Could not understand the solution

[RamanK]

Find the smallest natural number of the form 2^a3^b7^c, such that the half of the number is the cube of an integer, one third of the number is the seventh power of an integer and one seventh of the number is square of an integer.
[Hint: 2^a 3^b 7^c/2 is a cube only if a – 1, b, c is all divisible by 3].
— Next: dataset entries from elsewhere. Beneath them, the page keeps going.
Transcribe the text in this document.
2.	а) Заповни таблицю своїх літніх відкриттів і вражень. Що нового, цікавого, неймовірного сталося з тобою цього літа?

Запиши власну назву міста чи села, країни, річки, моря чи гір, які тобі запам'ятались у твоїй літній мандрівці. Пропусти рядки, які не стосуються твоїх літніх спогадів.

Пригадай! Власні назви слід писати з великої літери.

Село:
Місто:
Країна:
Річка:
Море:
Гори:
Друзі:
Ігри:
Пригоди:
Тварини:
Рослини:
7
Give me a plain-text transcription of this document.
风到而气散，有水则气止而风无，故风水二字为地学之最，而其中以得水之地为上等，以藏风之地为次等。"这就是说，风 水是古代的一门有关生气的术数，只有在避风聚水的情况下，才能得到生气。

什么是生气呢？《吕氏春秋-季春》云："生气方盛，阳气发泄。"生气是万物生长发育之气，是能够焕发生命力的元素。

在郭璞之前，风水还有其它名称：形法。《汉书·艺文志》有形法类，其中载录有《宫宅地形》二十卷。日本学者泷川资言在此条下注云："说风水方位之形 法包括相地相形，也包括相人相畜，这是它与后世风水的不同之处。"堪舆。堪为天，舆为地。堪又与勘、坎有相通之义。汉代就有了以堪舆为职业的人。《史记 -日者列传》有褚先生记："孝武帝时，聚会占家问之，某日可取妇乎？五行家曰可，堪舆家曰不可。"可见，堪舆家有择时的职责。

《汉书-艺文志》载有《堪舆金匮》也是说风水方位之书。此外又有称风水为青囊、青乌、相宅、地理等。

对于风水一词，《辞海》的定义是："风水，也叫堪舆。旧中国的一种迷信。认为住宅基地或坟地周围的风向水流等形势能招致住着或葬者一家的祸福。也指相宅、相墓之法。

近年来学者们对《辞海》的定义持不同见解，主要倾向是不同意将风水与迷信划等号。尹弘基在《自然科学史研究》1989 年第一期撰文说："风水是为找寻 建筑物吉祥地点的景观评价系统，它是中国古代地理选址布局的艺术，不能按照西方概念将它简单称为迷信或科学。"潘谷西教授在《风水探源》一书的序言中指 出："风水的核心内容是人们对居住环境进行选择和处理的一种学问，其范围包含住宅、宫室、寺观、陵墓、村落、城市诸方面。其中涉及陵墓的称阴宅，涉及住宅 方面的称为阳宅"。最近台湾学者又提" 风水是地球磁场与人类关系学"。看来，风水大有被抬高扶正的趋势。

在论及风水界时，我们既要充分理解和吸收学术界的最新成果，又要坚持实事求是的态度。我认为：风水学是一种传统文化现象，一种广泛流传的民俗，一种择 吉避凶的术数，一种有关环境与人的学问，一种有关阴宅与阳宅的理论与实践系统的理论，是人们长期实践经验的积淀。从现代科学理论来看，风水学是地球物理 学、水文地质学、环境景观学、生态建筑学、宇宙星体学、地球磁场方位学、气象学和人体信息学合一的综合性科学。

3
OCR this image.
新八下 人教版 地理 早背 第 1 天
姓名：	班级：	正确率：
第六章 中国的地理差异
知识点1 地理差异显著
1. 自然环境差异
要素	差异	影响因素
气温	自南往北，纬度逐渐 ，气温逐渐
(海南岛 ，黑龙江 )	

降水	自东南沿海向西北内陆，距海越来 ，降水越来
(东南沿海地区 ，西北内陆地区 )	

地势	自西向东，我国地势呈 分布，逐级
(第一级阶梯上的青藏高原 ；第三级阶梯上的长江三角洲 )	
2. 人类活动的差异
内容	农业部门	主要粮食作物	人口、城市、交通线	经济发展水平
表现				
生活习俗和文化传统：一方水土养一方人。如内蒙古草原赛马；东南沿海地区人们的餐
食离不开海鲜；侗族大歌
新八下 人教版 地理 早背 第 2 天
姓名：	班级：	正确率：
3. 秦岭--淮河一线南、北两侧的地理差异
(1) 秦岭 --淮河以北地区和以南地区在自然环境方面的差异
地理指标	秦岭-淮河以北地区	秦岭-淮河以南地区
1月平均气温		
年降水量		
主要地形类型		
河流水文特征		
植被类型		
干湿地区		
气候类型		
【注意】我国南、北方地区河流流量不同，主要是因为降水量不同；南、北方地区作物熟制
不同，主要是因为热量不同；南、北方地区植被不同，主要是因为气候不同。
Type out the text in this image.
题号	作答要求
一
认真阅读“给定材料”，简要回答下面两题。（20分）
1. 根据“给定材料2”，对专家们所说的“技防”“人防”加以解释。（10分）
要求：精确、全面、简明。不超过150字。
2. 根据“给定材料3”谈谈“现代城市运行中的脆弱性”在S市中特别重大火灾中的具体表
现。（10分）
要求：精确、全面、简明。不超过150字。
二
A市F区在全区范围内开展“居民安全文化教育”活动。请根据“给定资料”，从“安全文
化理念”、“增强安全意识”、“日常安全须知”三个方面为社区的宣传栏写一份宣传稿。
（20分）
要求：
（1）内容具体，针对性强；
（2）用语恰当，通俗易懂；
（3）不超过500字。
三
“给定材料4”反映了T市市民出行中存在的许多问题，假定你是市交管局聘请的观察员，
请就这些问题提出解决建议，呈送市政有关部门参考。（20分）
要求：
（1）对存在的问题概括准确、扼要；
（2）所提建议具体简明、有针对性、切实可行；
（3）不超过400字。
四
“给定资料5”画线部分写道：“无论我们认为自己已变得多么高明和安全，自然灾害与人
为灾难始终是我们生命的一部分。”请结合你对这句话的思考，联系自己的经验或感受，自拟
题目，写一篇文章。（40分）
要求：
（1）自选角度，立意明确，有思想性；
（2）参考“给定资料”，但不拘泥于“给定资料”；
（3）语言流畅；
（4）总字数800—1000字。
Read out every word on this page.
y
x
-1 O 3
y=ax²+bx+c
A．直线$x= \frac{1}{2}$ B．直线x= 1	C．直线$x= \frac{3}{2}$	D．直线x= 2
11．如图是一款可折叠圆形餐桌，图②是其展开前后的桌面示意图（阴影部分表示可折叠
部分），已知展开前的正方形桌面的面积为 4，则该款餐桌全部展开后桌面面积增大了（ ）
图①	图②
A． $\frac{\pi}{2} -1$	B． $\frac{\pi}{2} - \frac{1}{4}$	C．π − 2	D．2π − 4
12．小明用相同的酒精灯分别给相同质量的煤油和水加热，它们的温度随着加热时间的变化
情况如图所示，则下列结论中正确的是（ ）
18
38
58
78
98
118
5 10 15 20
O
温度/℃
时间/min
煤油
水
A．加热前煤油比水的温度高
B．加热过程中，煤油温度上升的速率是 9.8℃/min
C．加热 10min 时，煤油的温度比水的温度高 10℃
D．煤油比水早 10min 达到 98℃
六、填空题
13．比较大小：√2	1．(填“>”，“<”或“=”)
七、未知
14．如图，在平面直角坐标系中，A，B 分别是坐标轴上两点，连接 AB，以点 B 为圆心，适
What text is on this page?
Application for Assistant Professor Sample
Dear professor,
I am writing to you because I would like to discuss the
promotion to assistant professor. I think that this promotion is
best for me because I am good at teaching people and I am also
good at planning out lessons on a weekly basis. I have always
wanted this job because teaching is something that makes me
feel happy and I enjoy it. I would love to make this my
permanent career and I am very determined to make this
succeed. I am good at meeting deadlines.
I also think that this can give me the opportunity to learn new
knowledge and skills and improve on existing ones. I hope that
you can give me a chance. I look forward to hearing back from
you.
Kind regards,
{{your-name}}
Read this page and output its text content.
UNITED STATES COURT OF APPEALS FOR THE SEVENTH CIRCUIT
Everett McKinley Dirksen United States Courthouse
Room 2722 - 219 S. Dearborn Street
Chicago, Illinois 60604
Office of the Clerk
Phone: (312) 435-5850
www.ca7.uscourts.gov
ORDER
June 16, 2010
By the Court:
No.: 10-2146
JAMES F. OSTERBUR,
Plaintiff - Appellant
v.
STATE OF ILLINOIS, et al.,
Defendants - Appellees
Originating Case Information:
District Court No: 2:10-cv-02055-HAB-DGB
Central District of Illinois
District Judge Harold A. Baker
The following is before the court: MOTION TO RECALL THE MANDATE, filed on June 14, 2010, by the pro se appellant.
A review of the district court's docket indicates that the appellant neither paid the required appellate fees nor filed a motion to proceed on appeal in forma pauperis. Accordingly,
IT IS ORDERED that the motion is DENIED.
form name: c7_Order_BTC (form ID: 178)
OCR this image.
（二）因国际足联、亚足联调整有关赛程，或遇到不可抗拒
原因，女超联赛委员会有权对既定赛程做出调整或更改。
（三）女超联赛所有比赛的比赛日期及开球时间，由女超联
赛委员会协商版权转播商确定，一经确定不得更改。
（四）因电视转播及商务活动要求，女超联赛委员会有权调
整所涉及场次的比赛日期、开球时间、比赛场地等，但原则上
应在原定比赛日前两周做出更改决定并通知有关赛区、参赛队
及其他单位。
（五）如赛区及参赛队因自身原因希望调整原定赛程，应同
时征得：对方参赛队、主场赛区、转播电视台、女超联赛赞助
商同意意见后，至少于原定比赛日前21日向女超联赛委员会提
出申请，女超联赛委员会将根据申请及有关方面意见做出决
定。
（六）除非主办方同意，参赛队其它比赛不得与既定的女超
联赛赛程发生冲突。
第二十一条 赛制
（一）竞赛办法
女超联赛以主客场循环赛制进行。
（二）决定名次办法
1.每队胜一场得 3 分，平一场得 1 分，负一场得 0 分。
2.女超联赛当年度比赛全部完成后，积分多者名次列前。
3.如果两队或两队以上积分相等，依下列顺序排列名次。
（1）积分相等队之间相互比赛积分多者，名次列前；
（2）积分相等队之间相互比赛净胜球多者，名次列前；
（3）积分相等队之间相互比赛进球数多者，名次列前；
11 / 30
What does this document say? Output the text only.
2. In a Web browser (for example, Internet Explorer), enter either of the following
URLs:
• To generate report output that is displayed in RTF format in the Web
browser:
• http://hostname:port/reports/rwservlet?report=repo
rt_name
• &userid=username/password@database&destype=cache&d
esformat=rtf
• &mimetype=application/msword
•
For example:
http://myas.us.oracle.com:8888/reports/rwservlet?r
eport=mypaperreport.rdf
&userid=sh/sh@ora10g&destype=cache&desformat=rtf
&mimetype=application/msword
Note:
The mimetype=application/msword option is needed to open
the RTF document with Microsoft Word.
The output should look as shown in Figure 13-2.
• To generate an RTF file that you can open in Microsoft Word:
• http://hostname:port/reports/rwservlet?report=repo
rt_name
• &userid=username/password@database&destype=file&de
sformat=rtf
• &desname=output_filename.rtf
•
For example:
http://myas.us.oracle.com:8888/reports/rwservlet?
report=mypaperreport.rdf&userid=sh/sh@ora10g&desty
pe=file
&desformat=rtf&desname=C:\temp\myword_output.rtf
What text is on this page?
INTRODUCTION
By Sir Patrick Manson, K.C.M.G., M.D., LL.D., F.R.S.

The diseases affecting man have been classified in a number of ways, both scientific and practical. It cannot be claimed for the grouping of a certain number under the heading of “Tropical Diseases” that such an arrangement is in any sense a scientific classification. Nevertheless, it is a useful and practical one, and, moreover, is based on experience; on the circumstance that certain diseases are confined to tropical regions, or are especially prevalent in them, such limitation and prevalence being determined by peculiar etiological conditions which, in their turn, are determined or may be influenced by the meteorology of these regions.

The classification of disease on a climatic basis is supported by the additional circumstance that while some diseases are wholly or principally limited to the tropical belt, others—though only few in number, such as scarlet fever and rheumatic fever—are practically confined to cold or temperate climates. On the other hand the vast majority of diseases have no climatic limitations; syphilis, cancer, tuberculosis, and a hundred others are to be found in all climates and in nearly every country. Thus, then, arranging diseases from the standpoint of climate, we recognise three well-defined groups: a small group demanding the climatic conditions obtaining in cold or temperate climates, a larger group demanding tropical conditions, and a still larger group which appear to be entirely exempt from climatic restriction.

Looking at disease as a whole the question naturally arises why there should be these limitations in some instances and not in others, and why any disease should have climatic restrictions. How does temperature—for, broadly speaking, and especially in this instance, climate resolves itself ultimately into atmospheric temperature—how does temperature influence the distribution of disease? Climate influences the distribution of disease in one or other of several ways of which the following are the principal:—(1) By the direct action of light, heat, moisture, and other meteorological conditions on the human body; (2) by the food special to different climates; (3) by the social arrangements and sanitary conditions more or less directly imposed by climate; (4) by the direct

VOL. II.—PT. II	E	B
Given 2^a3^b7c/2 = n³ ═> 2^{a - 1} 3^b7^c = n³
2^a3^b7c/3 = m³ ═> 2^a3^{b - 1}7^c = m⁷
2^a3^b7^c/7 = l² ═> 2^a3^b7^{c - 1} = l²

a = 28 b = 36 and c = 21

Can someone please explain how 2^{a - 1} 3^b7^c will become n³?

 

[Deleted member 4993]

Find the smallest natural number of the form 2^a3^b7^c, such that the half of the number is the cube of an integer, one third of the number is the seventh power of an integer and one seventh of the number is square of an integer.
[Hint: 2^a 3^b 7^c/2 is a cube only if a – 1, b, c is all divisible by 3].


Given 2^a3^b7c/2 = n³ ═> 2^{a - 1} 3^b7^c = n³
2^a3^b7c/3 = m³ ═> 2^a3^{b - 1}7^c = m⁷
2^a3^b7^c/7 = l² ═> 2^a3^b7^{c - 1} = l²

a = 28 b = 36 and c = 21

Can someone please explain how 2^{a - 1} 3^b7^c will become n³?

Given 2^a3^b7c/2 = n³ ═> 2^{a - 1} 3^b7^c = n³
2^a3^b7c/3 = m³ ═> 2^a3^{b - 1}7^c = m⁷
2^a3^b7^c/7 = l² ═> 2^a3^b7^{c - 1} = l²

Please explain your work - including definitions of m and l.

 

[RamanK]

Given 2^a3^b7c/2 = n³ ═> 2^{a - 1} 3^b7^c = n³
2^a3^b7c/3 = m³ ═> 2^a3^{b - 1}7^c = m⁷
2^a3^b7^c/7 = l² ═> 2^a3^b7^{c - 1} = l²

Please explain your work - including definitions of m and l.

I have not solved it. I copy pasted the text book solution. If someone explain it would be helpful

 

[Deleted member 4993]

I have not solved it. I copy pasted the text book solution. If someone explain it would be helpful

Can you please give us the name/author/publisher of the textbook - so that we can look it up and explain it to you?

In the mean time,

Have you worked through the example problems of the book?

 

[Otis]

{1, 2, 3, 4, 5, 6, 7, 8, 9, 10, 11, 12, ...}

This infinite set of numbers goes by multiple names.

It's the set of counting numbers.

It's the set of Natural numbers.

It's the set of positive Integers (unless you're an electrical engineer).

The given expression (2^a*3^b*7^c) is a factored form.

Evaluating it, using Denis' values for a,b,c, yields the Natural number 457,419,312.

 

[Deleted member 4993]

Find the smallest natural number of the form 2^a3^b7^c, such that the half of the number is the cube of an integer, one third of the number is the seventh power of an integer and one seventh of the number is square of an integer.
[Hint: 2^a 3^b 7^c/2 is a cube only if a – 1, b, c is all divisible by 3].

We need the '2' for the first condition.